In doing so, the Work & Pensions and Business, Energy & Industrial Strategy Committees draw blood from Carillion’s regulators, its accountants, the government, and especially the company’s former bosses.
The latter are justly portrayed as the chief villains of this piece, a boardroom full of whingeing Joffrey Baratheons, who presented themselves as “self-pitying victims of a maelstrom of coincidental and unforeseeable mishaps” while presiding over a “rotten corporate culture” characterised by “recklessness, hubris and greed”.
The other parties only failed because they failed, and headhunters would be advised to think very hard about calling any of them because the employer that dares take them on is going to be in for a very rough ride.
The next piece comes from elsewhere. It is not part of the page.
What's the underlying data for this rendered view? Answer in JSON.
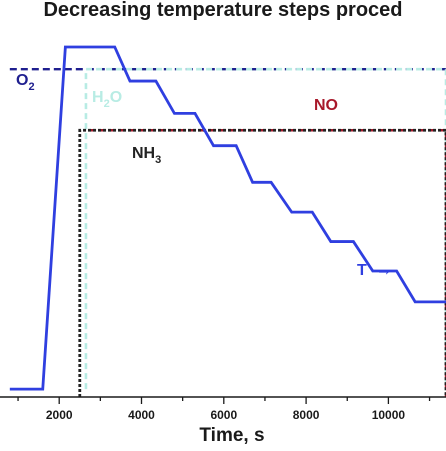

As for those parties, the big four accountancy firms, which I will discuss in a later column today, are lambasted as “a cosy club incapable of providing the degree of independent challenge needed”.
KPMG, Ernst & Young, Deloitte and PricewaterhouseCoopers all managed to draw fees from the company.
The report, meanwhile, says the committees have “no confidence” in the Financial Reporting Council or the Pensions Regulator, which are held to have been “united in their feebleness and timidity” over their approach to Carillion.
Giving the government both barrels could have presented a problem: select committees are bipartisan bodies after all. It was solved in this case by the fact that the regime that Carillion grew up under, and operated in, has barely changed under successive administrations of varying political hues, despite the repeated criticisms laid at the door of the outsourcing industry by commentators such as myself.
As such, honourable members could attack the lot of them for “nurturing a business environment” and pursuing “a model of service delivery” which “made a collapse like Carillion’s almost inevitable”.
Preach! Preach!
But while there’s a lot of fun to be had with a well executed takedown – and this is one of the best I’ve seen since Andrew Tyrie’s Treasury Committee went about eviscerating the banking industry and its regulators – this one will only have lasting value if it pushes the government into instituting real and meaningful change.
The latter has talked much about the need for reforms to the UK’s corporate governance framework, to the oversight of pensions and to the operation of regulatory bodies. There’s rather less evidence of meaningful action and problems are still occurring where the government contracts important state services to private industry with embarrassing regulatory.
This week the Virgin Trains East Coast franchise is expected to be scrapped.
I frequently get emails and/or tweets about the way people have been treated during disability benefit assessments by Atos and the financially troubled Capita.
Staff at another Capita unit were accused this week of using “excessive restraint” on low risk detainees on a removal flight out of Britain by HM Inspectorate of Prisons.
Interserve has been referred to the enforcement division of the Financial Conduct Authority “in connection with the company’s handling of inside information and its market disclosures” in relation to its exited energy from waste business. The group reported a £244m loss for 2017.
And so it goes on.
Ministers have two months to respond to the report. It ought to elicit something meaningful. Carillion is a gigantic mess that has spread muck all over the place. But outsourcers like it produce scandals with such regularity, will even it be enough to prompt change? I wish I could be more hopeful.